Le domande sul limite del potere nella sorveglianza dei cittadini, cosi come per la necessità di segretezza per ragioni di stato, sono domande che non hanno una risposta semplice e univoca: nella lotta al terrorismo forse siamo disposti a superare alcuni limiti, a rinunciare ad alcune libertà in nome della sicurezza, ma in questo modo la sorveglianza può diventare facilmente fonte di sopruso e di tirannia o nasconde verità scomode in nome di interessi più alti. Norberto Bobbio amava dire che la democrazia è «governo pubblico in pubblico». Chomsky sostiene che l’obiettivo reale della NSA è quello di realizzare uno stato di sorveglianza globale mediante intercettazioni estese a tutte le comunicazioni, di qualsiasi tipo, un obiettivo tipico di un potere totalitario.
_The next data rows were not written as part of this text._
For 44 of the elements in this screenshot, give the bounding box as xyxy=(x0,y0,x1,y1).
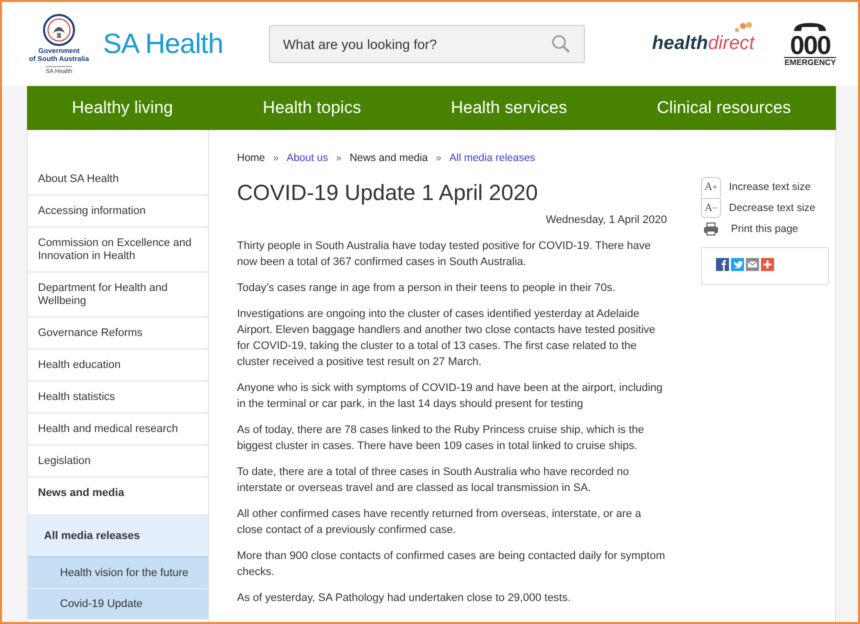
tool-link[interactable]: Decrease text size xyxy=(729,202,816,214)
tool-link[interactable]: Increase text size xyxy=(729,180,811,192)
sidebar-subitem[interactable]: All media releases xyxy=(28,516,208,558)
search-icon[interactable] xyxy=(551,34,572,54)
facebook-icon[interactable] xyxy=(716,258,729,271)
breadcrumb-link[interactable]: All media releases xyxy=(449,152,536,164)
paragraph: Today’s cases range in age from a person in their teens to people in their 70s. xyxy=(237,281,616,296)
emergency-logo[interactable]: 000 EMERGENCY xyxy=(784,21,836,67)
envelope-icon[interactable] xyxy=(746,258,759,271)
healthdirect-logo[interactable]: healthdirect xyxy=(652,33,754,55)
crest-icon xyxy=(42,13,76,47)
paragraph: Thirty people in South Australia have today tested positive for COVID-19. There have now been a total of 367 confirmed cases in South Australia. xyxy=(237,239,652,270)
breadcrumb-separator: » xyxy=(336,152,342,164)
nav-link[interactable]: Clinical resources xyxy=(656,98,792,118)
paragraph: As of today, there are 78 cases linked to the Ruby Princess cruise ship, which is the biggest cluster in cases. There have been 109 cases in total linked to cruise ships. xyxy=(237,423,645,454)
nav-link[interactable]: Healthy living xyxy=(72,98,173,118)
paragraph: More than 900 close contacts of confirmed cases are being contacted daily for symptom checks. xyxy=(237,549,666,580)
emergency-number: 000 xyxy=(790,33,830,57)
tool-link[interactable]: Print this page xyxy=(731,222,798,234)
bird-icon[interactable] xyxy=(731,258,744,271)
publish-date: Wednesday, 1 April 2020 xyxy=(544,214,667,226)
nav-link[interactable]: Health services xyxy=(450,98,568,118)
breadcrumb-link[interactable]: About us xyxy=(286,152,328,164)
logo-text: direct xyxy=(708,33,754,55)
search-field[interactable]: What are you looking for? xyxy=(269,25,586,63)
paragraph: To date, there are a total of three cases in South Australia who have recorded no interstate or overseas travel and are classed as local transmission in SA. xyxy=(237,465,630,496)
sidebar-subitem[interactable]: Health vision for the future xyxy=(28,558,208,589)
paragraph: Investigations are ongoing into the cluster of cases identified yesterday at Adelaide Airport. Eleven baggage handlers and another two close contacts have tested positive for COVID-19, taking the cluster to a total of 13 cases. The first case related to the cluster received a positive test result on 27 March. xyxy=(237,307,656,370)
breadcrumb-link[interactable]: Home xyxy=(237,152,266,164)
nav-link[interactable]: Health topics xyxy=(262,98,362,118)
printer-icon[interactable] xyxy=(703,222,719,236)
paragraph: All other confirmed cases have recently returned from overseas, interstate, or are a close contact of a previously confirmed case. xyxy=(237,507,642,538)
plus-icon[interactable] xyxy=(761,258,774,271)
logo-text: health xyxy=(652,33,708,55)
breadcrumb-separator: » xyxy=(436,152,442,164)
breadcrumb-link[interactable]: News and media xyxy=(350,152,428,164)
phone-icon xyxy=(792,21,828,33)
breadcrumb-separator: » xyxy=(273,152,279,164)
paragraph: As of yesterday, SA Pathology had undertaken close to 29,000 tests. xyxy=(237,591,572,606)
sidebar-subitem[interactable]: Covid-19 Update xyxy=(28,589,208,620)
page-title: COVID-19 Update 1 April 2020 xyxy=(237,180,539,206)
dots-icon xyxy=(734,21,752,33)
paragraph: Anyone who is sick with symptoms of COVID-19 and have been at the airport, including in the terminal or car park, in the last 14 days should present for testing xyxy=(237,381,664,412)
emergency-label: EMERGENCY xyxy=(784,57,836,67)
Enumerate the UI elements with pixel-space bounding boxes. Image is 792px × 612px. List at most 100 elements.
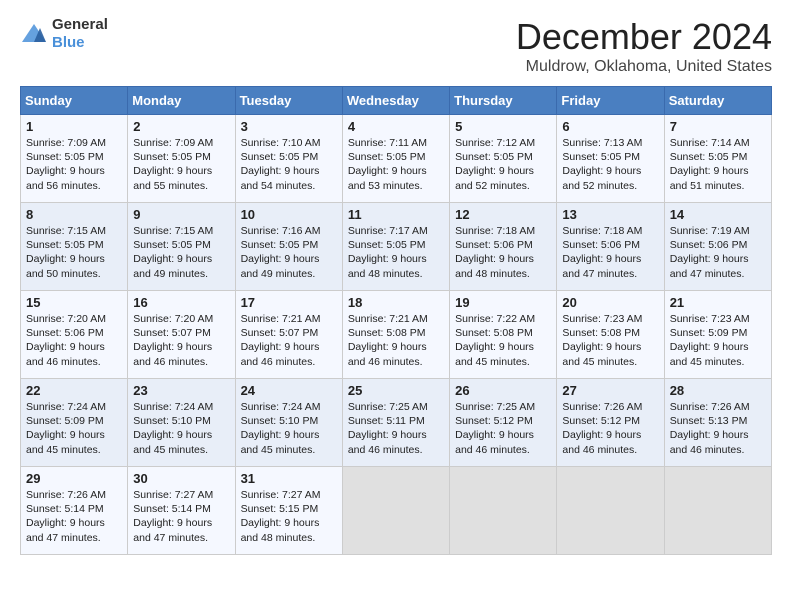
day-cell: 19Sunrise: 7:22 AMSunset: 5:08 PMDayligh… <box>450 291 557 379</box>
week-row-4: 22Sunrise: 7:24 AMSunset: 5:09 PMDayligh… <box>21 379 772 467</box>
day-info: Daylight: 9 hours and 46 minutes. <box>133 340 229 368</box>
day-info: Sunset: 5:05 PM <box>241 150 337 164</box>
header-row: SundayMondayTuesdayWednesdayThursdayFrid… <box>21 87 772 115</box>
day-info: Daylight: 9 hours and 48 minutes. <box>348 252 444 280</box>
day-number: 17 <box>241 295 337 310</box>
day-cell: 13Sunrise: 7:18 AMSunset: 5:06 PMDayligh… <box>557 203 664 291</box>
day-info: Daylight: 9 hours and 51 minutes. <box>670 164 766 192</box>
col-header-saturday: Saturday <box>664 87 771 115</box>
day-info: Sunrise: 7:13 AM <box>562 136 658 150</box>
day-info: Daylight: 9 hours and 53 minutes. <box>348 164 444 192</box>
day-number: 30 <box>133 471 229 486</box>
col-header-sunday: Sunday <box>21 87 128 115</box>
day-number: 24 <box>241 383 337 398</box>
day-number: 21 <box>670 295 766 310</box>
day-info: Sunrise: 7:17 AM <box>348 224 444 238</box>
day-info: Sunrise: 7:24 AM <box>241 400 337 414</box>
day-info: Sunset: 5:05 PM <box>241 238 337 252</box>
day-info: Sunset: 5:14 PM <box>133 502 229 516</box>
day-number: 27 <box>562 383 658 398</box>
day-info: Sunrise: 7:09 AM <box>26 136 122 150</box>
day-info: Daylight: 9 hours and 48 minutes. <box>455 252 551 280</box>
day-cell: 29Sunrise: 7:26 AMSunset: 5:14 PMDayligh… <box>21 467 128 555</box>
day-cell: 18Sunrise: 7:21 AMSunset: 5:08 PMDayligh… <box>342 291 449 379</box>
day-info: Sunrise: 7:10 AM <box>241 136 337 150</box>
day-number: 22 <box>26 383 122 398</box>
day-cell: 2Sunrise: 7:09 AMSunset: 5:05 PMDaylight… <box>128 115 235 203</box>
day-info: Sunrise: 7:24 AM <box>133 400 229 414</box>
day-info: Sunrise: 7:15 AM <box>26 224 122 238</box>
day-cell <box>342 467 449 555</box>
day-number: 7 <box>670 119 766 134</box>
logo-text: General Blue <box>52 16 108 52</box>
day-number: 5 <box>455 119 551 134</box>
day-number: 19 <box>455 295 551 310</box>
day-number: 29 <box>26 471 122 486</box>
header: General Blue December 2024 Muldrow, Okla… <box>20 16 772 76</box>
day-info: Sunrise: 7:25 AM <box>455 400 551 414</box>
day-info: Sunrise: 7:16 AM <box>241 224 337 238</box>
day-info: Sunrise: 7:23 AM <box>670 312 766 326</box>
logo-blue: Blue <box>52 34 85 51</box>
day-info: Sunset: 5:11 PM <box>348 414 444 428</box>
day-info: Sunset: 5:08 PM <box>348 326 444 340</box>
day-info: Daylight: 9 hours and 45 minutes. <box>562 340 658 368</box>
day-info: Daylight: 9 hours and 46 minutes. <box>348 428 444 456</box>
day-cell: 28Sunrise: 7:26 AMSunset: 5:13 PMDayligh… <box>664 379 771 467</box>
day-info: Sunset: 5:07 PM <box>133 326 229 340</box>
day-cell: 26Sunrise: 7:25 AMSunset: 5:12 PMDayligh… <box>450 379 557 467</box>
logo: General Blue <box>20 16 108 52</box>
day-info: Sunset: 5:05 PM <box>133 150 229 164</box>
day-number: 28 <box>670 383 766 398</box>
logo-general: General <box>52 16 108 33</box>
day-info: Daylight: 9 hours and 55 minutes. <box>133 164 229 192</box>
col-header-wednesday: Wednesday <box>342 87 449 115</box>
day-info: Sunrise: 7:21 AM <box>348 312 444 326</box>
day-info: Sunrise: 7:26 AM <box>670 400 766 414</box>
day-info: Daylight: 9 hours and 45 minutes. <box>133 428 229 456</box>
day-number: 10 <box>241 207 337 222</box>
day-info: Daylight: 9 hours and 45 minutes. <box>670 340 766 368</box>
day-info: Sunrise: 7:11 AM <box>348 136 444 150</box>
day-info: Daylight: 9 hours and 52 minutes. <box>455 164 551 192</box>
day-cell: 8Sunrise: 7:15 AMSunset: 5:05 PMDaylight… <box>21 203 128 291</box>
day-info: Sunset: 5:06 PM <box>670 238 766 252</box>
day-info: Daylight: 9 hours and 46 minutes. <box>562 428 658 456</box>
day-number: 4 <box>348 119 444 134</box>
day-info: Daylight: 9 hours and 47 minutes. <box>562 252 658 280</box>
day-info: Sunset: 5:09 PM <box>26 414 122 428</box>
day-number: 20 <box>562 295 658 310</box>
day-cell: 12Sunrise: 7:18 AMSunset: 5:06 PMDayligh… <box>450 203 557 291</box>
day-info: Sunrise: 7:25 AM <box>348 400 444 414</box>
day-info: Daylight: 9 hours and 54 minutes. <box>241 164 337 192</box>
day-number: 13 <box>562 207 658 222</box>
day-info: Sunrise: 7:24 AM <box>26 400 122 414</box>
day-info: Sunset: 5:08 PM <box>562 326 658 340</box>
day-cell: 17Sunrise: 7:21 AMSunset: 5:07 PMDayligh… <box>235 291 342 379</box>
day-info: Daylight: 9 hours and 49 minutes. <box>241 252 337 280</box>
day-info: Sunset: 5:12 PM <box>455 414 551 428</box>
day-cell: 11Sunrise: 7:17 AMSunset: 5:05 PMDayligh… <box>342 203 449 291</box>
day-info: Daylight: 9 hours and 46 minutes. <box>670 428 766 456</box>
day-info: Sunrise: 7:21 AM <box>241 312 337 326</box>
day-info: Sunset: 5:10 PM <box>241 414 337 428</box>
day-info: Sunset: 5:06 PM <box>26 326 122 340</box>
day-info: Sunrise: 7:26 AM <box>562 400 658 414</box>
week-row-2: 8Sunrise: 7:15 AMSunset: 5:05 PMDaylight… <box>21 203 772 291</box>
day-info: Sunrise: 7:18 AM <box>562 224 658 238</box>
week-row-5: 29Sunrise: 7:26 AMSunset: 5:14 PMDayligh… <box>21 467 772 555</box>
day-number: 9 <box>133 207 229 222</box>
col-header-thursday: Thursday <box>450 87 557 115</box>
day-info: Sunrise: 7:12 AM <box>455 136 551 150</box>
day-number: 2 <box>133 119 229 134</box>
day-cell: 5Sunrise: 7:12 AMSunset: 5:05 PMDaylight… <box>450 115 557 203</box>
day-info: Sunrise: 7:19 AM <box>670 224 766 238</box>
day-info: Sunset: 5:05 PM <box>562 150 658 164</box>
day-cell: 15Sunrise: 7:20 AMSunset: 5:06 PMDayligh… <box>21 291 128 379</box>
day-info: Sunset: 5:07 PM <box>241 326 337 340</box>
col-header-tuesday: Tuesday <box>235 87 342 115</box>
day-cell: 14Sunrise: 7:19 AMSunset: 5:06 PMDayligh… <box>664 203 771 291</box>
day-info: Daylight: 9 hours and 47 minutes. <box>133 516 229 544</box>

Le nuove tecnologie forniscono strumenti molto potenti per realizzare sorveglianza di massa.

Spesso il whistleblowing diventa pertanto uno strumento necessario per contrastare l’opacità del potere,  la trasparenza costituendo  un pilastro della democrazia.

Il whistleblowing è stato tradizionalmente concepito come strumento anticorruzione, a partire dalle raccomandazioni del Consiglio d’Europa e dalla giurisprudenza della Corte Europea dei Diritti dell’Uomo, ma ora si è sviluppata una prospettiva che lo inquadra nell’ambito del diritto alla libertà di espressione e di informazione consacrato nella Dichiarazione Universale dei Diritti Umani. La responsabilità del whistleblower è verso l’interesse pubblico, della verità dei fatti e del bilanciamento con l’interesse di sicurezza nazionale.